A. Identical or Confusingly Similar

The Complainant has provided evidence and has thus established its rights in the LEVI’S trademarks, registered in the US. The addition of generic terms does not escape a finding of confusing similarity. The Panel finds that the disputed domain name is confusingly similar to the Complainant’s LEVI’s trademark.

B. Rights or Legitimate Interests

The Policy requires the Complainant to make at least a prima facie showing that the Respondent has no rights or legitimate interests in the disputed domain name. Once the Complainant makes such a showing, the Respondent may provide evidence to demonstrate that it has rights or legitimate interests in the disputed domain name. The burden of proof, however, always remains on the Complainant to establish that the Respondent lacks rights or legitimate interests in the disputed domain name. See paragraph 2.1 of the WIPO Overview of WIPO Panel Views on Selected UDRP Questions, Second Edition (“WIPO Overview 2.0”).

The Complainant has alleged that the Respondent has no rights or legitimate interests in the disputed domain name with respect to the LEVI’s trademark.

With respect to paragraph 4(c)(i) of the Policy, there is no evidence that the Respondent, before any notice of the dispute, used the disputed domain name or a name corresponding to the disputed domain name in connection with a bona fide offering of goods or services.

With respect to paragraph 4(c)(ii) of the Policy, there is no evidence that indicates that the Respondent has ever been commonly known by the disputed domain name.

With respect to 4(c)(iii) of the Policy, the Respondent has not made or is not making a legitimate noncommercial or fair use of the disputed domain name.

In view of the above, the Panel finds that the Complainant has established the second condition of paragraph 4(a) of the Policy.

C. Registered and Used in Bad Faith

The Panel finds that the Respondent has intentionally registered the disputed domain name which reproduces the Complainant’s famous trademark LEVI’S. By the time the disputed domain name was registered, it was highly unlikely that the Respondent did not know of the Complainant’s rights in the trademark LEVI’S.
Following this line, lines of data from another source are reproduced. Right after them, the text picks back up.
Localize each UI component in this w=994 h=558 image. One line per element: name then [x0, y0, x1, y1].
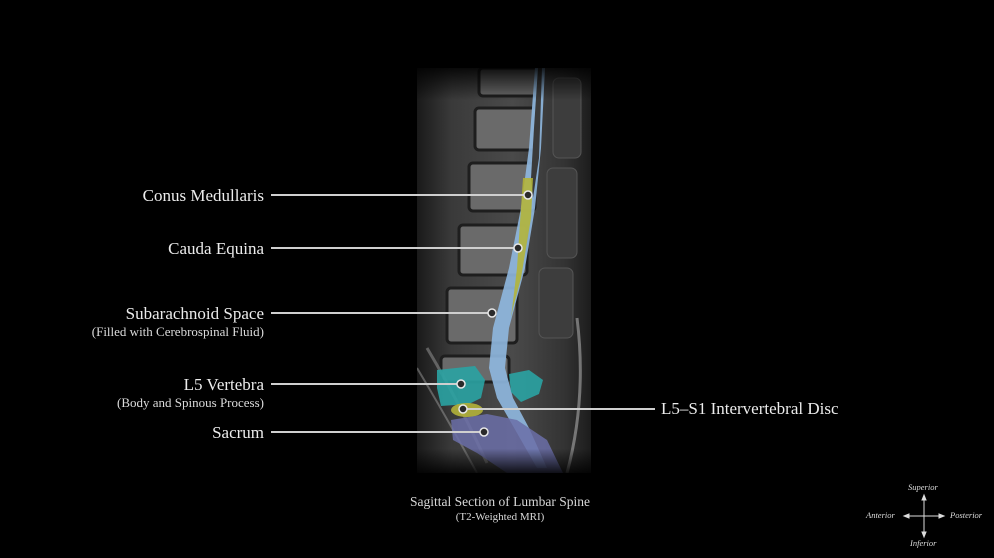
label-main: Conus Medullaris: [142, 186, 264, 205]
compass-anterior: Anterior: [866, 510, 895, 520]
compass-posterior: Posterior: [950, 510, 983, 520]
label-main: Subarachnoid Space: [125, 304, 264, 323]
figure-caption: Sagittal Section of Lumbar Spine (T2-Wei…: [380, 493, 620, 524]
compass-superior: Superior: [908, 482, 938, 492]
orientation-compass: Superior Anterior Posterior Inferior: [862, 480, 988, 554]
label-subarachnoid-space: Subarachnoid Space (Filled with Cerebros…: [92, 304, 264, 340]
caption-subtitle: (T2-Weighted MRI): [455, 511, 545, 523]
label-conus-medullaris: Conus Medullaris: [143, 186, 264, 206]
label-main: Cauda Equina: [168, 239, 264, 258]
label-l5-vertebra: L5 Vertebra (Body and Spinous Process): [117, 375, 264, 411]
compass-arrows-icon: [902, 493, 946, 539]
caption-title: Sagittal Section of Lumbar Spine: [410, 494, 590, 509]
mri-image: [417, 68, 591, 473]
mri-illustration: [417, 68, 591, 473]
label-sub: (Body and Spinous Process): [117, 395, 264, 410]
label-l5-s1-disc: L5–S1 Intervertebral Disc: [661, 399, 839, 418]
label-cauda-equina: Cauda Equina: [168, 239, 264, 259]
label-main: Sacrum: [212, 423, 264, 442]
label-main: L5 Vertebra: [183, 375, 264, 394]
compass-inferior: Inferior: [910, 538, 937, 548]
label-sub: (Filled with Cerebrospinal Fluid): [91, 324, 264, 339]
label-sacrum: Sacrum: [212, 423, 264, 443]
The Complainant’s allegations of bad faith were not contested since the Respondent did not reply to the Complaint. The evidence provided by the Complainant confirms that it had long been using its LEVI’s trademark when the disputed domain name was registered, including in domain names highly similar to the disputed domain name.

The Panel finds that the Respondent must have been aware of the Complainant’s trademark when it registered the disputed domain name.

Also, under the Policy, it is evidence of bad faith that “by using the domain name, you have intentionally attempted to attract, for commercial gain, Internet users to your web site or other on-line location, by creating a likelihood of confusion with the Complainant’s mark as to the source, sponsorship, affiliation, or endorsement or your web site or location of a product or service on you web-site or location”, Policy paragraph 4(b)(iv). In the Panel’s opinion, the Respondent’s conduct falls under the circumstances of paragraph 4(b)(iv) of the Policy.

The Panel finds that using privacy protection services is further evidence of bad faith.

Therefore, the Panel finds the Respondent registered and is using the disputed domain name in bad faith and that the Complainant has established the third element of paragraph 4(a) of the Policy.

7. Decision

For the foregoing reasons, in accordance with paragraphs 4(i) of the Policy and 15 of the Rules, the Panel orders that the disputed domain name <levioutlet.com> be transferred to the Complainant.